An Emergent Mirage: Is Emergent Misalignment and Realignment Indeed a Robust Phenomenon?

An Emergent Mirage: Is Emergent Misalignment and Realignment Indeed a Robust Phenomenon?

涌现的幻象:涌现式失准与重对齐真的是一种稳健的现象吗?

Abstract: Recent work has reported Emergent Misalignment (EM), where language models fine-tuned on narrow, domain-specific misaligned datasets abruptly acquire broadly misaligned behavior, alongside evidence that this behavior can be reversed through limited realignment.

摘要: 近期研究报告了“涌现式失准”(Emergent Misalignment, EM)现象,即语言模型在经过狭窄的、特定领域的失准数据集微调后,会突然表现出广泛的失准行为;同时有证据表明,这种行为可以通过有限的重对齐(realignment)来逆转。

We systematically study repeated alignment and misalignment cycles using controlled fine-tuning loops while tracking behavioral performance, and LoRA representations throughout training.

我们通过受控的微调循环,系统地研究了重复的对齐与失准周期,并在整个训练过程中追踪了行为表现及 LoRA 表示。

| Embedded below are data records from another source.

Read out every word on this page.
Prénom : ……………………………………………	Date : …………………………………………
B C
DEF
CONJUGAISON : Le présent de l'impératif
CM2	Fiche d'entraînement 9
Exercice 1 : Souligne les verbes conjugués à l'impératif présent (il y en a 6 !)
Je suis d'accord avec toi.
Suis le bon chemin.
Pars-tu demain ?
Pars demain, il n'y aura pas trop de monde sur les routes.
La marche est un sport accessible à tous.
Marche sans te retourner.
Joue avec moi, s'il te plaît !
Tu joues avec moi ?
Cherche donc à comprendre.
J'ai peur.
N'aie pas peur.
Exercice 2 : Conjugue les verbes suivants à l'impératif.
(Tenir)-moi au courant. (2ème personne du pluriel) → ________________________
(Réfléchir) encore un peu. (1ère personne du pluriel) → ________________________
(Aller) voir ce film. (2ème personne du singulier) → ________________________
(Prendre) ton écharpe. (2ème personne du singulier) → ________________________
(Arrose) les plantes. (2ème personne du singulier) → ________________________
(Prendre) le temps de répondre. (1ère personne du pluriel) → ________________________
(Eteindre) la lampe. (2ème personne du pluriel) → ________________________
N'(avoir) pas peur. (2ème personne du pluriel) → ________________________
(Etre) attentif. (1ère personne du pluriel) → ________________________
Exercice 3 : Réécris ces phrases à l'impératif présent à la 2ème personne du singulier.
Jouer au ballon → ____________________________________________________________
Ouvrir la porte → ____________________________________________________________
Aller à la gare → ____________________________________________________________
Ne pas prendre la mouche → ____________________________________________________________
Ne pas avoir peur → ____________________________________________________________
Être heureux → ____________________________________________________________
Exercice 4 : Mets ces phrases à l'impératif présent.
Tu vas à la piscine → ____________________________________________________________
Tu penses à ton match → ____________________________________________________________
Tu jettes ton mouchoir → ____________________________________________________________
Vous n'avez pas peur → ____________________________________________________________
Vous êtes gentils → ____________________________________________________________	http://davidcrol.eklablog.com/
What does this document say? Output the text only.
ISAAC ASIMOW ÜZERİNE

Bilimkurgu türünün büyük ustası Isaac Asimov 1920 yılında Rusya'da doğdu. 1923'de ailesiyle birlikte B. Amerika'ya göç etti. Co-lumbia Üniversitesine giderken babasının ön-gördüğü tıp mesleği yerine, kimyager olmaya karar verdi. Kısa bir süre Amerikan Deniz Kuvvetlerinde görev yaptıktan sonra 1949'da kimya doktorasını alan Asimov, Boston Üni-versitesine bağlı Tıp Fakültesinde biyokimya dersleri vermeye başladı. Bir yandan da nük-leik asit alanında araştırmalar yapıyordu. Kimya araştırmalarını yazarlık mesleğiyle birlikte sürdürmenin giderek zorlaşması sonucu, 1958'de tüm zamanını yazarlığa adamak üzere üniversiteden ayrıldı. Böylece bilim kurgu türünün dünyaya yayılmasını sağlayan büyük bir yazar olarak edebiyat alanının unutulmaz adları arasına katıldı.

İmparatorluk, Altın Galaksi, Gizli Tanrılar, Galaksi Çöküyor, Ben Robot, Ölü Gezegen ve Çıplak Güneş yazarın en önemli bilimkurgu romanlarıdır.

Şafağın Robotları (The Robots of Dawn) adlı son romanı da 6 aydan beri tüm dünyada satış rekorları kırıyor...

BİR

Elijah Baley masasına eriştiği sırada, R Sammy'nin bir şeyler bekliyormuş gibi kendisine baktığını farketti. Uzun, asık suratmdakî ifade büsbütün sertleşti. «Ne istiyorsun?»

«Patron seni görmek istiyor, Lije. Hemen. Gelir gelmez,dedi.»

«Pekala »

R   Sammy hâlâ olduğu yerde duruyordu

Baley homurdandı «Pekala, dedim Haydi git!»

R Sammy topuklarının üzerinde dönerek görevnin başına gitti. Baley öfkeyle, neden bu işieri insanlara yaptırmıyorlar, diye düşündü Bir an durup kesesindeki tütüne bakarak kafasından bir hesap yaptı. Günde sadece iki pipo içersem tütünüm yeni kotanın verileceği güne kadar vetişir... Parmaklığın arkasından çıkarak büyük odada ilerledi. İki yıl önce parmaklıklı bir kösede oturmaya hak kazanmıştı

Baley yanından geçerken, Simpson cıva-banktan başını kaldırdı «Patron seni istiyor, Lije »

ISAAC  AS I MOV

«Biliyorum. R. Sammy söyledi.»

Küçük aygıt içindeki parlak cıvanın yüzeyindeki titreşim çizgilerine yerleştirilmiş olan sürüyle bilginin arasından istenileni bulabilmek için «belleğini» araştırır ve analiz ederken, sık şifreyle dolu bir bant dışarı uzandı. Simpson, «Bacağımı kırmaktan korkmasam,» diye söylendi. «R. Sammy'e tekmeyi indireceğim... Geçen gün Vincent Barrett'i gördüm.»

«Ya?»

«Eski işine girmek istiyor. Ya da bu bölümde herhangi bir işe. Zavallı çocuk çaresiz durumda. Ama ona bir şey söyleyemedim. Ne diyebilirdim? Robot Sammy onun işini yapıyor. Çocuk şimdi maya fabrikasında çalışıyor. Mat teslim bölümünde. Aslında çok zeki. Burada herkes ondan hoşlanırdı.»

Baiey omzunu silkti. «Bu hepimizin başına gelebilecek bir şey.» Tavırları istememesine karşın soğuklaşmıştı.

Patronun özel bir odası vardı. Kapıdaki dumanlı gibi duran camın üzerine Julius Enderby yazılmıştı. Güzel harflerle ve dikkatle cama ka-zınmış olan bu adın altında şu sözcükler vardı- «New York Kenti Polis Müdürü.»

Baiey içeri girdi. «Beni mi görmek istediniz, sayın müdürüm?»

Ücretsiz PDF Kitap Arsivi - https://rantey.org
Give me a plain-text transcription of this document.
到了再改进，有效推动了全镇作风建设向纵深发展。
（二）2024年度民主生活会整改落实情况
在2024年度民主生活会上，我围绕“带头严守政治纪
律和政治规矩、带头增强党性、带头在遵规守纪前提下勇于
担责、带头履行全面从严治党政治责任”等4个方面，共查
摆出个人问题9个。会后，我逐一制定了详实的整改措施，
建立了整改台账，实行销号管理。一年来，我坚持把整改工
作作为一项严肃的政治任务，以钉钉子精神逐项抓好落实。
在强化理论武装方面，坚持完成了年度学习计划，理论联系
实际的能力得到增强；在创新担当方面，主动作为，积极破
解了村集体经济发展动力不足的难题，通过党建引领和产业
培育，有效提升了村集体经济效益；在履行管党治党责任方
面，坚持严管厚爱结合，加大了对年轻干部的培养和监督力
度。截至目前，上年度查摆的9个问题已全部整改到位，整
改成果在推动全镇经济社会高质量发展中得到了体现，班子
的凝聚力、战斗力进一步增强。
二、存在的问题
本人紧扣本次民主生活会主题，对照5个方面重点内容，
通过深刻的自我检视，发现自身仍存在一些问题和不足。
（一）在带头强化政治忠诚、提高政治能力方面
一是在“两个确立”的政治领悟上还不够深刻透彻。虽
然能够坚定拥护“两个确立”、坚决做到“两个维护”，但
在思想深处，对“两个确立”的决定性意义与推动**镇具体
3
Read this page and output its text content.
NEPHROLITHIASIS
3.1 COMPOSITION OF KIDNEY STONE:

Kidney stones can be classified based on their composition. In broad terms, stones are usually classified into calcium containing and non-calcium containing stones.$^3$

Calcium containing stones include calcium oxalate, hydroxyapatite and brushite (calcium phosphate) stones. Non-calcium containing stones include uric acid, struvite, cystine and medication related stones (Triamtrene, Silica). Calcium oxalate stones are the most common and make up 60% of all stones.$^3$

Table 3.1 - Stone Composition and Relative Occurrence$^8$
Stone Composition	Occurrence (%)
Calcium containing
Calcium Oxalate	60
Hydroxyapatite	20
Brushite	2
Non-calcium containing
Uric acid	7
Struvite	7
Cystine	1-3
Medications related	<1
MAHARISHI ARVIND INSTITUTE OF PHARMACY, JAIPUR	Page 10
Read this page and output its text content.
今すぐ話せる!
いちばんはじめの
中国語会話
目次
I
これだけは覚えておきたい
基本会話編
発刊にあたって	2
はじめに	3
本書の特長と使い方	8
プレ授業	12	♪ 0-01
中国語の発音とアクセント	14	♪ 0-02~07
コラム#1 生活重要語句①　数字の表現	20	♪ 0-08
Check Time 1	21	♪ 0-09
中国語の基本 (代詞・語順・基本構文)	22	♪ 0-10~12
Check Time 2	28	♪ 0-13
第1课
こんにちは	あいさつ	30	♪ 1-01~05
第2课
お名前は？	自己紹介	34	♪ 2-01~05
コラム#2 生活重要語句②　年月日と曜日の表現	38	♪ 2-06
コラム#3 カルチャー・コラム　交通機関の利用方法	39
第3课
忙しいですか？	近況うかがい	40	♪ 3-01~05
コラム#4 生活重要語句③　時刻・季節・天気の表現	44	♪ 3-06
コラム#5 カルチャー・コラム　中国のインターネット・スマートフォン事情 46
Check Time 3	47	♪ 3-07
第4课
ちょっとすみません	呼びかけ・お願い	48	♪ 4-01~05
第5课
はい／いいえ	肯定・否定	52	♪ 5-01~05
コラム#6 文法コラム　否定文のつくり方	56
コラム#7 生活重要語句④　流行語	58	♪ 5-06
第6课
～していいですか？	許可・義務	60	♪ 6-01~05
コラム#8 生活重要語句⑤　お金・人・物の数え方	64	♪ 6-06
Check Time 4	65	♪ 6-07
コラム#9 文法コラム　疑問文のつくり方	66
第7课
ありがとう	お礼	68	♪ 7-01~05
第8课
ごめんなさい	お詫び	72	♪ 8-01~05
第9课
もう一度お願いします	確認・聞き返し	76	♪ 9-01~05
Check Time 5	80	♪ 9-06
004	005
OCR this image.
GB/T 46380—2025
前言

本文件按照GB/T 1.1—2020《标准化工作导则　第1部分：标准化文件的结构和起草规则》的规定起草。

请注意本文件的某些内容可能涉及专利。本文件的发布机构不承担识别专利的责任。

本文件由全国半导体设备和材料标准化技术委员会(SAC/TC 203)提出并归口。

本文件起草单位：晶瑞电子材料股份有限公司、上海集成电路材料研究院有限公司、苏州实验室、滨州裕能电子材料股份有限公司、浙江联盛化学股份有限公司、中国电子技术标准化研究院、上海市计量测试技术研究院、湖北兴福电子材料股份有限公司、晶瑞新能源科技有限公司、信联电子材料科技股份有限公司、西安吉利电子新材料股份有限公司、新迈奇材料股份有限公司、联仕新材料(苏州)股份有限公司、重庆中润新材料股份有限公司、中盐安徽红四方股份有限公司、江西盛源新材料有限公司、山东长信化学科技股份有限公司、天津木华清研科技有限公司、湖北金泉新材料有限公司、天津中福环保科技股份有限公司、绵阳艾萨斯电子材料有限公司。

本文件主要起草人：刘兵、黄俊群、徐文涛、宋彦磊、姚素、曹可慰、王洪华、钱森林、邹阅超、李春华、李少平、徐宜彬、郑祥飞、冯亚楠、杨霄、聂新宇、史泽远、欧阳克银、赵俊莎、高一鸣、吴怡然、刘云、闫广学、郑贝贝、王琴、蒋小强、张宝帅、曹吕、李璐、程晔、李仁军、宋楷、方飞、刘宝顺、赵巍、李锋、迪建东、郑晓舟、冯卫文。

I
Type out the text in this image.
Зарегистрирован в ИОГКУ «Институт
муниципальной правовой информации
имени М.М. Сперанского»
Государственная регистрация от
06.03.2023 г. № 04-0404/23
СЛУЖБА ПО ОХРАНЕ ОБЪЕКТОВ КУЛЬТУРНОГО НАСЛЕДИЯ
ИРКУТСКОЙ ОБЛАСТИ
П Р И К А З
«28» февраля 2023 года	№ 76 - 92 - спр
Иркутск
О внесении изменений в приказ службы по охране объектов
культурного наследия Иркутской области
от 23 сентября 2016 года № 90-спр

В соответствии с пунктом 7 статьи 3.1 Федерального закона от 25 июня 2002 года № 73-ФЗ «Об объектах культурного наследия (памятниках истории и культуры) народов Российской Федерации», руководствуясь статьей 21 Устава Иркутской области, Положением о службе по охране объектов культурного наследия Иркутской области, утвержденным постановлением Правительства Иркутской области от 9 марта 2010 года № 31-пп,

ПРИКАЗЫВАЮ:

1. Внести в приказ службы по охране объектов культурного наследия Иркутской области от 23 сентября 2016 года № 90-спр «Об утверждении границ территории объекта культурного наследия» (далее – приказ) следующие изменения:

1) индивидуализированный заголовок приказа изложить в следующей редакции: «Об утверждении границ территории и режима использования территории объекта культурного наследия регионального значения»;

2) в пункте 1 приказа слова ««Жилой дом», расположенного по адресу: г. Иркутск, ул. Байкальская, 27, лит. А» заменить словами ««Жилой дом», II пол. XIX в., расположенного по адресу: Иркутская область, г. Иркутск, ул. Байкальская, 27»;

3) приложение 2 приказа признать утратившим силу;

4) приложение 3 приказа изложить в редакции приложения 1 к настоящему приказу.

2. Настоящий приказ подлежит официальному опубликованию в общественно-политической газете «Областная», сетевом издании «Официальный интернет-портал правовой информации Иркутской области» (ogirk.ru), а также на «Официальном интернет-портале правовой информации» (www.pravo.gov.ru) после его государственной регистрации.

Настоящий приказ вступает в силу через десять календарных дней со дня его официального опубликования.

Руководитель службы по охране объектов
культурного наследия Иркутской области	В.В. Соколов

Although we reproduce EM, we find that both misalignment and realignment are highly sensitive to superficial dataset characteristics, with apparent rapid realignment largely disappearing after controlling for response-length differences.

尽管我们复现了 EM 现象,但我们发现失准和重对齐都对数据集的表面特征高度敏感;在控制了响应长度差异后,此前观察到的快速重对齐现象在很大程度上消失了。

We further find that previously reported mechanistic signatures, including representational phase transitions in LoRA space, do not consistently correlate with behavioral misalignment across training.

我们进一步发现,此前报告的机制特征(包括 LoRA 空间中的表示相变)在整个训练过程中与行为失准并不存在一致的相关性。

Our results suggest that current evidence for EM is less robust than previously claimed and highlight the need for evaluation protocols that carefully control for these surface level dataset artifacts to identify the robustness of the EM phenomenon.

我们的研究结果表明,目前关于 EM 的证据并不像之前声称的那样稳健,并强调了建立评估协议的必要性——即需要仔细控制这些表层数据集伪影,以准确识别 EM 现象的稳健性。